SEOUL, Jul. 9 (Korea Bizwire) — Members of the European Union, who have been struggling to find common ground on how best to draw up improved oversight on the use of chemical substances in consumer goods, recently reached an agreement on a regulatory framework.
The chemical substances in question are categorized into a group called endocrine disruptors. According to the World Health Organization, endocrine disruptors are classified as chemical substances that interfere with and disrupt natural hormone production (from endocrine systems) which can generate harmful effects.
Endocrine systems generate and regulate hormones that are tied to a number of necessary functions, from maintaining normal stress levels to playing a pivotal role in physical growth in children. Endocrine disruptors have been linked to increased risk of obesity, cancer, infertility in women and stunted growth in children.

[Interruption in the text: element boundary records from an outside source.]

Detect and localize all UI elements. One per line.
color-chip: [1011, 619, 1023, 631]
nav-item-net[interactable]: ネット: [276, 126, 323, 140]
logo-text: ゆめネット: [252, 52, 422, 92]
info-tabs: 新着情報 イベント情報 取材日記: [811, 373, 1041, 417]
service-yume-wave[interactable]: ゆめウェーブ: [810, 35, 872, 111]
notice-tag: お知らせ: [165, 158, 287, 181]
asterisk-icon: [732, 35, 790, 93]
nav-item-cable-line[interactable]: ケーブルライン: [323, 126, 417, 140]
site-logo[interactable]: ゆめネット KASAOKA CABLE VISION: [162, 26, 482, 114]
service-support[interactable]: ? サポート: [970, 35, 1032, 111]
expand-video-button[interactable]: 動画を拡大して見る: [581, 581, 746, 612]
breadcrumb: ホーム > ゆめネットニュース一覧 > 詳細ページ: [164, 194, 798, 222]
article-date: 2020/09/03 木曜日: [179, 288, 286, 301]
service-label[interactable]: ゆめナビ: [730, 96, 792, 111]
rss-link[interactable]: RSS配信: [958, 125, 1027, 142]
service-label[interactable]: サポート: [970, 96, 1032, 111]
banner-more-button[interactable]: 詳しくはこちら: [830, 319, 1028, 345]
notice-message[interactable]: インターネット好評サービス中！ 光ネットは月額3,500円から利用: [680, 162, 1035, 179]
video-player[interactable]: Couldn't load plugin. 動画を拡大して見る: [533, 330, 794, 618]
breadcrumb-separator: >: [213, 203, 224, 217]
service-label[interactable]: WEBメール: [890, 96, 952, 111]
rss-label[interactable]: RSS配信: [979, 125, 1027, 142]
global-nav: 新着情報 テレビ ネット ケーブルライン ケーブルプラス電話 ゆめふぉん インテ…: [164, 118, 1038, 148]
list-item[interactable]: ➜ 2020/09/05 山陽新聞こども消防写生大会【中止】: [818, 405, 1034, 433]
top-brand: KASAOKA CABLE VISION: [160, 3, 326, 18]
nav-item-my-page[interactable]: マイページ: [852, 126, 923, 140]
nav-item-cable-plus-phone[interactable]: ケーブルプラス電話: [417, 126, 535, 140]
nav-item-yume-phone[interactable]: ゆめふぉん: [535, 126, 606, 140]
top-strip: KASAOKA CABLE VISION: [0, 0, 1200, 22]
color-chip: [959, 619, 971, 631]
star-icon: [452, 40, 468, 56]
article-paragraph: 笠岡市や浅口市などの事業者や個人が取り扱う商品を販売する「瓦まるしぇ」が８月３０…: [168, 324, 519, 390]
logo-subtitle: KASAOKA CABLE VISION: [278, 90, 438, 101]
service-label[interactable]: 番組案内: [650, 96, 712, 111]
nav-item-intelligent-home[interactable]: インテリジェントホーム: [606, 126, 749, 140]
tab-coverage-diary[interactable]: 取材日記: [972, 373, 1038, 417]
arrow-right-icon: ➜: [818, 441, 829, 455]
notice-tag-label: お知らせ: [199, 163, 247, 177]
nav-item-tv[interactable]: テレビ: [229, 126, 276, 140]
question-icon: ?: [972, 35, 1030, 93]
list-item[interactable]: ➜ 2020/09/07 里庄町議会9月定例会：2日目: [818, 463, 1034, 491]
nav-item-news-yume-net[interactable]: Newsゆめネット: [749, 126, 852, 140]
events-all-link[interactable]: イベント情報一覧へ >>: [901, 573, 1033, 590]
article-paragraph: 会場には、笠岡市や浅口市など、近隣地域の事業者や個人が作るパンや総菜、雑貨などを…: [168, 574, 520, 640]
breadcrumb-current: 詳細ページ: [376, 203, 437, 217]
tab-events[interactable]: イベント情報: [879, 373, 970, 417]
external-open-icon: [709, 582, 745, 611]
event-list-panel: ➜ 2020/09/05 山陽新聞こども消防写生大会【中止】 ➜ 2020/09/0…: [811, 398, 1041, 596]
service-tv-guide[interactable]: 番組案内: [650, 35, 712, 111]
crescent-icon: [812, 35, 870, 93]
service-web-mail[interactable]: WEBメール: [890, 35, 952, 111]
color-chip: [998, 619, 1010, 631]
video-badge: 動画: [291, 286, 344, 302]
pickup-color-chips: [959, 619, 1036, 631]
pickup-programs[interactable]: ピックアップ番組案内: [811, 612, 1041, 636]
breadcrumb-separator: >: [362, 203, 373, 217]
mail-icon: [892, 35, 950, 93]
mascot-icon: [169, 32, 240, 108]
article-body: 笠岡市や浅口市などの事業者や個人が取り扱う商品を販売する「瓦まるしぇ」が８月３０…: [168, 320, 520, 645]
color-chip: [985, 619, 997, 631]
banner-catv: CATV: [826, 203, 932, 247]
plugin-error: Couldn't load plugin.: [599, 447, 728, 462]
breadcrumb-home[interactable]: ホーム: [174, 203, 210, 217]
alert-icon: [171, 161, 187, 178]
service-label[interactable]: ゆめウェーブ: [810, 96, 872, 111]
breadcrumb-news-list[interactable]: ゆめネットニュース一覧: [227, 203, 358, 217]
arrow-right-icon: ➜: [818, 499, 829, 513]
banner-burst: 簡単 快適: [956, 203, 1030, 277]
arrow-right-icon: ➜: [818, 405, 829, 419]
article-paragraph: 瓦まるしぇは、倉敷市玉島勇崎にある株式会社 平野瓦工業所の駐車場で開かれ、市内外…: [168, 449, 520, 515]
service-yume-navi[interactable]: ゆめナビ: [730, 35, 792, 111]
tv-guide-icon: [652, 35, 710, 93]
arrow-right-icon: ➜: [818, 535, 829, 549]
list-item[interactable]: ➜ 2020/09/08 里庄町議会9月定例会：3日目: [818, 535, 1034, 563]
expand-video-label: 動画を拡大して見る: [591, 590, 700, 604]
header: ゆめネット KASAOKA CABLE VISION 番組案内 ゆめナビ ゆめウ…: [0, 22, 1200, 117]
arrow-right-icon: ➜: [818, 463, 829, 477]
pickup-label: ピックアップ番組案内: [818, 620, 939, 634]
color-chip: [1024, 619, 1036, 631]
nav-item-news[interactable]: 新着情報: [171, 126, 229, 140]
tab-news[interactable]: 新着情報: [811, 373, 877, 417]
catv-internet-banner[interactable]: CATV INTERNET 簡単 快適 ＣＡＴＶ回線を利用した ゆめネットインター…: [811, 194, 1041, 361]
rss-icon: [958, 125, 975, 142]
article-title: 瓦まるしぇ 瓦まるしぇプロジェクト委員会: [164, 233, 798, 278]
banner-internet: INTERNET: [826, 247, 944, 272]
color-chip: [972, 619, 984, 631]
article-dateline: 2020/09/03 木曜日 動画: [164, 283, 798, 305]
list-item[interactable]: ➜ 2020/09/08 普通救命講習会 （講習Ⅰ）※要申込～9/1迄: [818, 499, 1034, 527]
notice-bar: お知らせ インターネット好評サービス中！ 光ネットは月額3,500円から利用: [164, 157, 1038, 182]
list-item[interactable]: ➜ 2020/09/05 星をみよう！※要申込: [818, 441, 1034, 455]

The debate is centered on the methodology that would be utilized in identifying and categorizing endocrine disruptors. France and Sweden were in favor of revamping regulatory practices in alignment with scientific methods that delineate substances and their propensity to contain endocrine disruptors into three groups: Suspected, Presumed and Verified.
Support for this method stemmed from the position that whether the chemical is an endocrine disruptor is the crucial matter at hand, and that other facets of the debate regarding a chemical’s potency or potentially harmful effects are secondary.
This argument was countered by Germany, which insisted other factors needed to be considered, regardless of identifying and classifying what is or is not an endocrine disruptor. It argued that to create sound and effective policy, levels of exposure considered dangerous, intended effectiveness and the extent of harmful effects must be examined rigorously, and would need to be the primary indicators for allowing or banning substances.
An argument was also made that since crops such as coffee and beans often require pesticides, banning all products that require substances classified as endocrine disruptors would cause at minimum major disruptions to the economy.
The discussions were resolved when France, in a surprising twist, adopted a conciliatory position. Opting for a quick resolution, France agreed to a compromise under assurances of greater oversight. Denmark and Sweden, however, have continued to object to the bill.